The Twin Cities Marathon is awash in change: new competitors, updated technology, first-time runners, and the list goes on.
One key narrative has been steadfast amid the churn for 31 years.
Phil Coppess, a then-single dad who got in his training around night shifts at an Iowa corn-processing plant and raising three preteens, came up to the Twin Cities and blew away the field in 1985, with a course record 2 hours, 10 minutes and 5 seconds over the 26.2 miles from Minneapolis to St. Paul.
Remarkably, the record hasn’t changed. Endearingly, neither has Coppess.
He still is all about family (he’s going to watch a niece play college softball in Ottumwa in southeastern Iowa the weekend of the marathon); all about small-town life (still in Clinton); and all about blue-collar shifts (he works at Alcoa).
How about his 1985 marathon?
“Usually only when someone like you calls for an interview is the only time I think about it,” said Coppess, 62, when reached last month just after he mowed his lawn.
Coppess’ marathon still ranks among the top 20 in history by U.S. men. In fact, the closest anyone has come to challenging the record happened the next year when Californian William Donakowski, 30, ran 2:10:41.
Coppess was back, too, but struggled in at 2:17:04, good for 12th place.
Coppess is borderline indifferent to his exploits. “It was a half of a lifetime ago,” he said. Still, his story is rich: A factory worker from an Iowa town was one of the fastest marathoners in the world for a time. One motivator, he said, was to run faster than Bill Rodgers, who won four Boston and New York City marathons (some as fast as 2:09) in the late 1970s and early ’80s.
Coppess would make his own headlines in the early ’80s. He won the 1981 Chicago Marathon (2:16:13), beating former Olympic gold medalist Frank Shorter, and Coppess took sixth in the 1982 London Marathon.
Then 1985 happened.
“That whole year, every distance I PRed by so much that I knew I was going to run super fast,” he said, talking about a run of personal records. Before Twin Cities, Coppess ran a half-marathon (13.1 miles) in Philadelphia that beat his previous best by a minute and a half. By his calculations, he said he was set up to go three minutes faster than his marathon PR of 2:13.
When he set the course record in the Twin Cities it was the fastest marathon by a U.S. runner in two years.
“That had to be the top of my running career,” said Coppess, who was 31 at the time. “The best race that I ran.
“When I set that time I thought I could run a lot faster.
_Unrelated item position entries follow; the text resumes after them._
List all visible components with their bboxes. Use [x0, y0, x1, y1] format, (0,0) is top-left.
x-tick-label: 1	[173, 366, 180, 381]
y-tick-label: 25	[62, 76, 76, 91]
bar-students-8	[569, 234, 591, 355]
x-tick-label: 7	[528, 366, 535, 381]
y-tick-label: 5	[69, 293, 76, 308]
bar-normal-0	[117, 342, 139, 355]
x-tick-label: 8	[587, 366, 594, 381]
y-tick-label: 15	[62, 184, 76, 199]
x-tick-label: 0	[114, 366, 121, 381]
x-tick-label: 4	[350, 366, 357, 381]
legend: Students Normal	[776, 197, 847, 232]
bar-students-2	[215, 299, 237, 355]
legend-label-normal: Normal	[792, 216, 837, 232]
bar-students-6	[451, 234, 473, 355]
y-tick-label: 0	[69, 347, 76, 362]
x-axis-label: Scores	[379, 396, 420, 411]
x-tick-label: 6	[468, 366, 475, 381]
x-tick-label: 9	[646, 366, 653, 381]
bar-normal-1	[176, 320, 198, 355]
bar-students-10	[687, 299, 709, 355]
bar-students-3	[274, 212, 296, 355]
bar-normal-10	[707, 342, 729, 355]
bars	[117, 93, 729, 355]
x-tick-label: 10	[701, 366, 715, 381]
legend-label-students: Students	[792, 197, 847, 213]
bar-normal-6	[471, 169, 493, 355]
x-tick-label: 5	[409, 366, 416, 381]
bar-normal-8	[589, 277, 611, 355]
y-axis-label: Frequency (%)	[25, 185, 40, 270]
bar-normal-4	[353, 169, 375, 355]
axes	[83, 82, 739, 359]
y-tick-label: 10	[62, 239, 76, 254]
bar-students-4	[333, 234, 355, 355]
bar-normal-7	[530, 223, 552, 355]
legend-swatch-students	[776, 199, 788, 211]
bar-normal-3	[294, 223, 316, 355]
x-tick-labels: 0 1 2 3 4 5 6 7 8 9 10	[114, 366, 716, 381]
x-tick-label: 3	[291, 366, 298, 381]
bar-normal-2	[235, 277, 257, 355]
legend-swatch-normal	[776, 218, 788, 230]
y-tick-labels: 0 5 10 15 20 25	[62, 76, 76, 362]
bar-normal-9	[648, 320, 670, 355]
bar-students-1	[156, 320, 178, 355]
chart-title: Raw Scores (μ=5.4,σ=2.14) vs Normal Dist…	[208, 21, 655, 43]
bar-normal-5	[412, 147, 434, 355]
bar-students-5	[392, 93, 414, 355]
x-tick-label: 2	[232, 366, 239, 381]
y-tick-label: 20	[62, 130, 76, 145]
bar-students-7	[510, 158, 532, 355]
Twin Cities is a hard course, [and] I never could get back in the same shape that I ran there.” His final marathon would be the 1988 Olympic trials, in which he finished 55th in 2:30:45.
Coppess said the Twin Cities course — the sneaky inclines and punishing march up, down and along Summit Avenue — has kept his name next to “course record” all these years. He returned a few years ago and witnessed the challenge firsthand, sitting in the press vehicle. “That course is a lot harder than people think. That’s the only reason the record has lasted that long.”
What will it take for a runner to beat the mark? Unfailingly humble, Coppess still chuckled at the memory of talk of besting his mark over the years — and more recently. In 2014, Kenyan Dominic Ondoro made history at Grandma’s Marathon in Duluth, running 2:09:06 to break Dick Beardsley’s 33-year-old course record. Ondoro went on to win the 2015 Twin Cities Marathon in 2:11:16, well off Coppess’ mark, but still at the time the fastest in the Twin Cities since 1990.
“I just went up there to run fast,” Coppess said of his long-ago day in the sun. “You’ve got to be willing to go for it. If the pace is too slow … like me, I took off at six miles and basically ran the rest of the way by myself because I wanted to run fast.”
He did run fast Oct. 6, 1985. And that story line will never change.